For all of the runners out there who are also devoted yogis, there’s no doubt that you either do a bit of asana before or after a run—and probably both. However, have you ever thought about doing yoga while you run? Or running as a form of yoga?
Have you ever thought of running as a moving meditation?
Some of us run alone, some in groups and others in races. We all have our preferences. But whether we’re in a marathon or running down a path by ourselves, it is something that we essentially do alone. Running requires us to rely on ourselves—our strength, balance, and endurance.
It also requires our complete attention, just like meditation.
Running is a lot like yoga.
Like yoga, running is a great way to study the self. Yoga is a form of practicing our mind and body connection—just like running, we rely on listening to the body to keep us moving towards our next goal—and when we don’t, we end up getting hurt.
When we do listen to the body, breath, and what surrounds us, our mind becomes clearer, and so does our practice and focus. Outside of endurance, how much attention do you give to the way you breathe? Or where you place your feet each time they hit the ground?
Turn your run into a running meditation. Here are a few ways to enhance your mindfulness during your next run.
1. Notice your breath.
This one thing we always do in yoga class becomes essential for runners as well.
As the breath becomes more forceful when we tire, the system becomes more fatigued. Try monitoring the breath using an even breath count—whether it’s in 2, out 2—try to challenge yourself to keep it consistent—just as if you’re doing a vinyasa, or a moving meditation.
2. Notice your alignment.
Are you leaning forward? Hunching your shoulders? Are your knees stable? See what happens when you consciously open your chest with shoulders back and your spine straight—does your breath feel any different?
3. Look at the space around you.
Just noticing what is in front of you or around you can help determine your path. Check for obstacles: tree roots, pot holes, and other bumps in the road.
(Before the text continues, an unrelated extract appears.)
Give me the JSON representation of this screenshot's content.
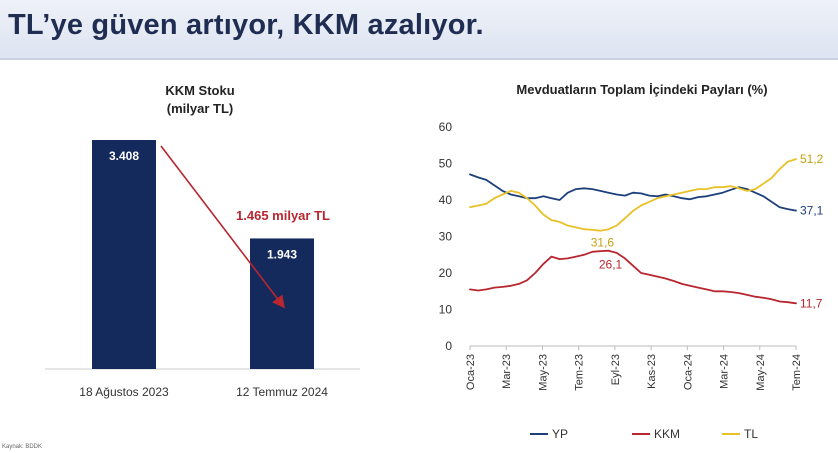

Also, try noticing new things on an old path—what has changed? What haven’t you noticed before?
4. Take a different path.
Seek out new life and new civilizations and boldly go where you haven’t gone before.
If your path get’s predictable, it’s time to change. If you’ve always stopped at the pink mailbox, try a new goal. If you’ve always run through the same trail in the woods, try somewhere with more sun. If you’ve always run on flat land, try an area with some hills.
5. Compete against yourself instead of other people.
This applies if you run with others or not. If you typically run 3 miles, go for 5; if it’s 6, go for 10, and so on. Notice what might be holding you back.
Connecting with the witness of “who” is running allows us to be in the moment. Resist the urge to create a grocery list, or play out the day’s drama, can help you to focus more on your awareness. Using the principles of yoga to increase performance and endurance can help you develop the witness in each moment.
Know what’s around you, and within you, and that you’re capable of expanding your practice on the running path, just as you are on your mat.